John Boyer: HTML4 can't do that. This is the same model but not necessarily the same data.

Action 2008-10-29.1: John Boyer to remove nesting capability for form attribute in http://www.w3.org/MarkUp/Forms/specs/XForms1.2/modules/streamlined/index-all.html#form-containment

** Instance Data

http://www.w3.org/MarkUp/Forms/specs/XForms1.2/modules/streamlined/index-all.html#default-data-instance

John Boyer: Next is creation of instance data. There's the name attribute binding a form control and creating data. We have some fancy dancing with inputs with the same name.
Leigh Klotz: You can also have inputs with the same name, which is how repeat is done.
John Boyer: We achieve repetition by some other means. That's an interesting hurdle. So don't repeat things by using different input tags, but by a startsize attribute. Then increase or decrease the number of those things that you have. radios and checkboxes would be a legitimate use; see type. To initialize the data, we had to have a way to specially indicate certain of the controls bound to the same piece of data. In the case of radios and checkboxes, there's a different algorithm needed to initialize to a starting value.

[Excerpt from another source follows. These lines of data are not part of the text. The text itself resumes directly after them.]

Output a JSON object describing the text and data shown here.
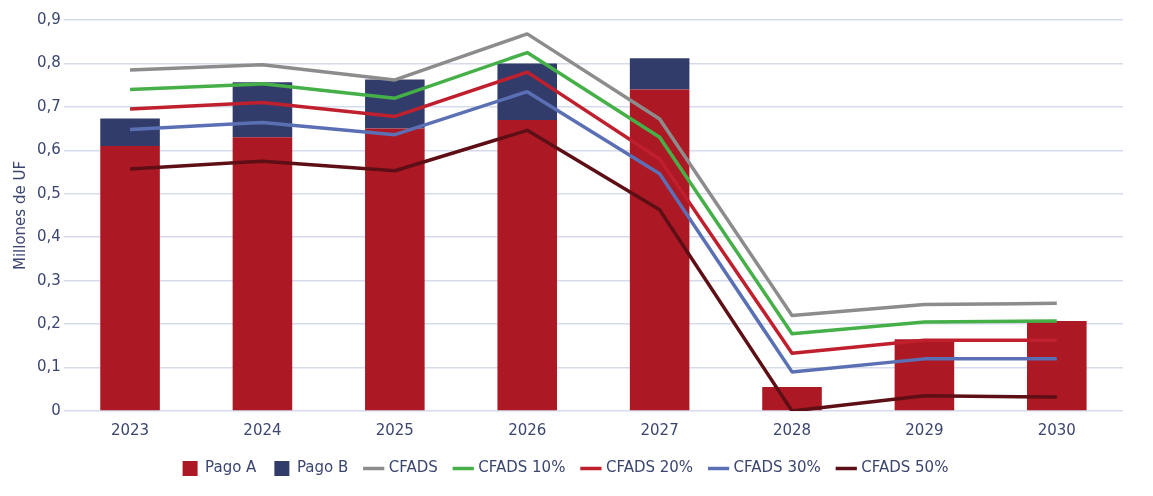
{
  "chart_data": {
    "type": "bar",
    "stacked": true,
    "ylabel": "Millones de UF",
    "categories": [
      "2023",
      "2024",
      "2025",
      "2026",
      "2027",
      "2028",
      "2029",
      "2030"
    ],
    "series": [
      {
        "name": "Pago A",
        "color": "#ac1924",
        "values": [
          0.61,
          0.63,
          0.65,
          0.67,
          0.74,
          0.055,
          0.165,
          0.207
        ]
      },
      {
        "name": "Pago B",
        "color": "#323c6b",
        "values": [
          0.063,
          0.127,
          0.113,
          0.13,
          0.072,
          null,
          null,
          null
        ]
      },
      {
        "name": "CFADS",
        "type": "line",
        "color": "#8c8c8c",
        "values": [
          0.785,
          0.797,
          0.762,
          0.868,
          0.672,
          0.22,
          0.245,
          0.248
        ]
      },
      {
        "name": "CFADS 10%",
        "type": "line",
        "color": "#46b048",
        "values": [
          0.74,
          0.753,
          0.72,
          0.825,
          0.63,
          0.178,
          0.205,
          0.207
        ]
      },
      {
        "name": "CFADS 20%",
        "type": "line",
        "color": "#c0202d",
        "values": [
          0.695,
          0.71,
          0.678,
          0.78,
          0.58,
          0.133,
          0.163,
          0.163
        ]
      },
      {
        "name": "CFADS 30%",
        "type": "line",
        "color": "#5b70b4",
        "values": [
          0.648,
          0.664,
          0.636,
          0.735,
          0.546,
          0.09,
          0.12,
          0.12
        ]
      },
      {
        "name": "CFADS 50%",
        "type": "line",
        "color": "#5e0f15",
        "values": [
          0.557,
          0.575,
          0.553,
          0.646,
          0.463,
          0.0,
          0.035,
          0.032
        ]
      }
    ],
    "ylim": [
      0,
      0.9
    ],
    "yticks": [
      0,
      {
        "value": 0.1,
        "label": "0,1"
      },
      {
        "value": 0.2,
        "label": "0,2"
      },
      {
        "value": 0.3,
        "label": "0,3"
      },
      {
        "value": 0.4,
        "label": "0,4"
      },
      {
        "value": 0.5,
        "label": "0,5"
      },
      {
        "value": 0.6,
        "label": "0,6"
      },
      {
        "value": 0.7,
        "label": "0,7"
      },
      {
        "value": 0.8,
        "label": "0,8"
      },
      {
        "value": 0.9,
        "label": "0,9"
      }
    ],
    "grid": "y",
    "legend": "bottom",
    "marker": "none",
    "line_style": "solid"
  }
}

Charlie Wiecha: Do we have a story for non-XML submission in FormsA? There still needs to be a way to do submission.
John Boyer: The primer will start out showing this issue. The serialization attribute will default to application/x-www-url-formencoded.
Charlie Wiecha: So an XML instance at runtime doesn't mean that it must be serialized that way.
John Boyer: We already have an algorithm for it.
Leigh Klotz: So are you going to put in JSON serialization?
John Boyer: I'd like to.
Leigh Klotz: Let's just put in a section for it and a reference and invite comment.

Action 2008-10-29.2: Leigh Klotz to provide reference for JSON serialization for FormsA.

Charlie Wiecha: We may need some serialization for implied model with the value. We need to say how to get access to the value.
Leigh Klotz: Right now you do document.getElementById(foo).value which I don't think is the same as the value of the attribute of the element whose ID is foo.
John Boyer: That reminds me we need a setter for markup.
Charlie Wiecha: And a getter.
John Boyer: Maybe get and set. They can define the effect on .value if they want.
Charlie Wiecha: Up to the host language.
John Boyer: I'm happier if we don't mess with host language attributes, but as Leigh points out it's not the same as the .value.
Charlie Wiecha: It's the runtime, that indirects into the instance.

Action 2008-10-29.3: John Boyer to put into FormsA a getter and setter for form controls.

John Boyer: My goal if first public working draft on this document.